Happy Tuesday! Hope you all enjoyed the long weekend. Time to get back to working on those goals. #moveoftheday is a way to level up your push-ups. Slam ball to split push-up. To modify, squat with ball then step back into a plank.
Today Move Of The Day: Lunge with a Bicep Curl to a Plank Jack. To modify you can start with no weight and then start with a plank, then add taps to the side to build up to the jack. Need to make it harder, up your weight, add extra jacks in the plank.
Getting back into my work routine, loved all my classes this week. Had a relaxing 4th with family and friends. Now, #moveoftheday is back! Today, Tricep Dip to Crab Touch. Make sure fingers are pointing towards you, bend at the elbows and straighten arms to really target your triceps, then reach opposite hand to heel. Modification, just lift one leg at a time and leave both hand on the floor.

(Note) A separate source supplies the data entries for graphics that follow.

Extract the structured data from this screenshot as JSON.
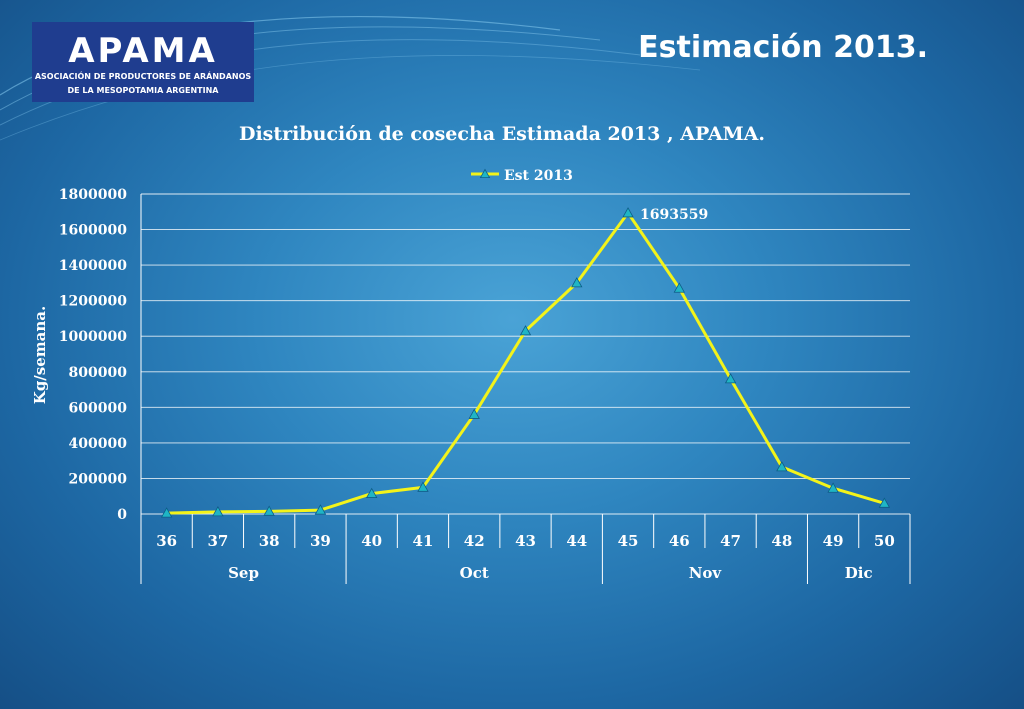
{
  "slide": {
    "title": "Estimación 2013.",
    "logo": {
      "mark": "APAMA",
      "line1": "ASOCIACIÓN DE PRODUCTORES DE ARÁNDANOS",
      "line2": "DE LA MESOPOTAMIA ARGENTINA"
    }
  },
  "colors": {
    "line": "#f3f31a",
    "marker": "#1fb5c5",
    "text": "#ffffff",
    "grid": "#ffffff"
  },
  "chart_data": {
    "type": "line",
    "title": "Distribución de cosecha Estimada 2013 , APAMA.",
    "xlabel": "",
    "ylabel": "Kg/semana.",
    "ylim": [
      0,
      1800000
    ],
    "yticks": [
      0,
      200000,
      400000,
      600000,
      800000,
      1000000,
      1200000,
      1400000,
      1600000,
      1800000
    ],
    "grid": true,
    "legend_position": "top",
    "categories": [
      "36",
      "37",
      "38",
      "39",
      "40",
      "41",
      "42",
      "43",
      "44",
      "45",
      "46",
      "47",
      "48",
      "49",
      "50"
    ],
    "groups": [
      {
        "label": "Sep",
        "count": 4
      },
      {
        "label": "Oct",
        "count": 5
      },
      {
        "label": "Nov",
        "count": 4
      },
      {
        "label": "Dic",
        "count": 2
      }
    ],
    "series": [
      {
        "name": "Est 2013",
        "values": [
          5000,
          12000,
          15000,
          22000,
          115000,
          150000,
          560000,
          1030000,
          1300000,
          1693559,
          1270000,
          760000,
          265000,
          145000,
          60000
        ]
      }
    ],
    "annotations": [
      {
        "index": 9,
        "text": "1693559"
      }
    ]
  }
}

Today’s Move Of The Day is a Squat to Curtsey Lunge. You can do it with TRX Bands, Dumbbells or a Loop. Make sure your weight is in your heels and sink glutes back in your squat. For the Curtsey Lunge step the back leg back far enough that when come down the front knee stays behind the toes and knee is lined up with the ankle. Great addition to your leg day routine.
My classes loved this workout so much last week they requested to do it a second time. All you need is a mat and you can do it anywhere. Fun, effective, and fast. Get ready to love your ABS.